С кем, кроме Поливки, общался М. К. в сентябре 1925 г.? Вероятно, с Вальтером Андерсоном (1885–1962; Киль), казанским фольклористом и этнологом, преподававшим с 1920 по 1939 г. в Тартуском университете. Благодаря Андерсону М. К. вступает в переписку с Каарле Кроном (1863–1933), крупнейшим финским ученым, создателем «финской школы» в фольклористике и, проявив интерес к «Верхнеленским сказкам», именно К. Крон предлагает издать их в серии «Folklore Fellow Communications»[137].

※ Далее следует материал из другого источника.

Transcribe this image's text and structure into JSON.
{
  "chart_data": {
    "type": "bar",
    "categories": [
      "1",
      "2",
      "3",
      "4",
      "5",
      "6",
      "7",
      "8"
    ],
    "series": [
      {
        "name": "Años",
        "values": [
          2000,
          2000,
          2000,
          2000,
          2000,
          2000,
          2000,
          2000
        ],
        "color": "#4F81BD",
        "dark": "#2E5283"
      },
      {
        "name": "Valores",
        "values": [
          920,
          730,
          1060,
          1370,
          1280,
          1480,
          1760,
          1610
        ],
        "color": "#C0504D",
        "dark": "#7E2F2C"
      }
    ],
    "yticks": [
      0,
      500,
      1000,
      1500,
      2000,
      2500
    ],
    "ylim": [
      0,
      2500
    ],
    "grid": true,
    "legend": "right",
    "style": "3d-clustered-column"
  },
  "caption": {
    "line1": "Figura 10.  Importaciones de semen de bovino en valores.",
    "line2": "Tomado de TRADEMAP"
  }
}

В те же дни состоялась встреча М. К. с украинским ученым А. И. Белецким, способствовавшим его заочному (впоследствии очному, многолетнему и весьма близкому) знакомству с М. П. Алексеевым, который трудился тогда в Одессе[138]. Поводом для первого письма М. К. к Алексееву (от 12 сентября 1925 г. из Ленинграда) была французская книга о Жераре де Нервале. Завязавшаяся между учеными переписка привела со временем к радикальным переменам в жизни Алексеева. Получив через М. К. официальное приглашение перейти на работу в ИРГОСУН, Михаил Павлович ответил 2 ноября 1926 г.:

Меня давно тянет на Север; хотя я никогда не был в Сибири, но давно ее люблю и охотно променял бы «южную Пальмиру» на «северные Афины». Жизнь в Одессе становится решительно невозможной. Необходимо думать о бегстве отсюда. Необходимость в совершенстве владеть новым государственным языком (украинским), суровое преследование русофильских тенденций, разгорающаяся национальная вражда – важнейшие причины. Ко всему примешивается личная неустроенность, обилие дешевых служб – на которые попусту уходят силы, и многое другое. Я все мечтал о переезде в Ленинград, но в настоящий момент это вряд ли осуществимо.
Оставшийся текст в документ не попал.